Japan downgrades Q2 GDP growth on soft capital spending

Customers check on locally caught seafood at Hamanoeki Fish Market in Fukushima

Customers browse through locally caught seafood at the Hamanoeki Fish Market and Food Court in Soma, Fukushima Prefecture, Japan, Aug 31, 2023. REUTERS/Kim Kyung-Hoon/File photo

TOKYO  – Japan’s economy grew less than initially estimated in the second quarter as capital expenditure slid, revised government data showed on Friday, suggesting heightening overseas uncertainties are weighing on business confidence.

The data highlights the fragile nature of Japan’s economic recovery, as exports face headwinds from slumping Chinese demand and the fallout from aggressive U.S. interest rate hikes.

Japan’s gross domestic product (GDP) expanded an annualized 4.8 percent in April-June, against a preliminary estimate of 6 percent growth.

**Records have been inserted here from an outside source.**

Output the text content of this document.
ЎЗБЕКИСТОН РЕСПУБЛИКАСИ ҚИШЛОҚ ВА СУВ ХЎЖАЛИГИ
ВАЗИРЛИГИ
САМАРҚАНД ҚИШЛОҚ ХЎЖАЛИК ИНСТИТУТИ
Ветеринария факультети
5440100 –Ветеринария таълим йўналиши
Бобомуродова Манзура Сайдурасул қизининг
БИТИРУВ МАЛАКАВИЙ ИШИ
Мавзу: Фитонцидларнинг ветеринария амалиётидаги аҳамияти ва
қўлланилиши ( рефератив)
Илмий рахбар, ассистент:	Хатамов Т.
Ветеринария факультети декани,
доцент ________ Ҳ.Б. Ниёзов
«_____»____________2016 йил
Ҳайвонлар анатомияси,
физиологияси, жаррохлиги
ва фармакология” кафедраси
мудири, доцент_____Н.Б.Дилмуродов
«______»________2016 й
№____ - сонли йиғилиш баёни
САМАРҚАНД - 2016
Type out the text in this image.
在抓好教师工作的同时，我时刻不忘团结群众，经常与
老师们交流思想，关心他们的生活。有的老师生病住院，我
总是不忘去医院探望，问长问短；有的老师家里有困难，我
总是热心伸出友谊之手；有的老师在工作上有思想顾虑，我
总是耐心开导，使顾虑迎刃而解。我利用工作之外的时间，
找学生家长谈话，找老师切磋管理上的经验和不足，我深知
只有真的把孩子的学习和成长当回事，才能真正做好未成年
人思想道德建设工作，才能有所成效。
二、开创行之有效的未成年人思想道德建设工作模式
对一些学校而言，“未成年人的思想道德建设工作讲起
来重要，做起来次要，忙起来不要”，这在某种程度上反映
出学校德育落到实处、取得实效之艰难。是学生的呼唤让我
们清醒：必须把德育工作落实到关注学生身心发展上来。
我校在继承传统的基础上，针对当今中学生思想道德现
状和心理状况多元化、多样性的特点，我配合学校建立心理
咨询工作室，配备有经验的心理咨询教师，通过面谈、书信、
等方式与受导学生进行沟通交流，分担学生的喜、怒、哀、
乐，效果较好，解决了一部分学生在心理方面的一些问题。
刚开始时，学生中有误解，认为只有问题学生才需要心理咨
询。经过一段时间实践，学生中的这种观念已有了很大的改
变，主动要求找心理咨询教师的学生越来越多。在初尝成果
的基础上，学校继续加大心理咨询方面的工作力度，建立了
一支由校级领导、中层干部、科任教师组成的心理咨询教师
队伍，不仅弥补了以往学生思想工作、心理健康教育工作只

That compared with a median market forecast for a revised 5.5 percent expansion.

The April-June expansion translates to a 1.2-percent quarter-on-quarter increase, data released by the Cabinet Office showed, against a preliminary reading of a 1.5- percent rise and economists’ forecast for a 1.3 percent increase.

Capital expenditure fell 1 percent in April-June from the previous quarter, compared with a preliminary flat reading, casting doubt on the central bank’s view that robust corporate spending will underpin Japan’s post-pandemic economy. The revised reading compared with a median market forecast for a 0.7 percent decline.

Private consumption, which makes up more than half of the economy, fell 0.6 percent quarter-on-quarter in the April-June period, compared with a preliminary 0.5 percent decline.

Exports remained solid for now with net external demand contributing 1.8 percent points to GDP growth, unchanged from the preliminary reading.

Japan’s economy has seen a delayed recovery from the COVID-19 pandemic’s scars this year, as rising living costs faltering global demand cloud the outlook.

Given such uncertainties, Bank of Japan policymakers have stressed their resolve to keep monetary policy ultra-loose until the recent cost-driven inflation turns into price rises driven by domestic demand and higher wage growth.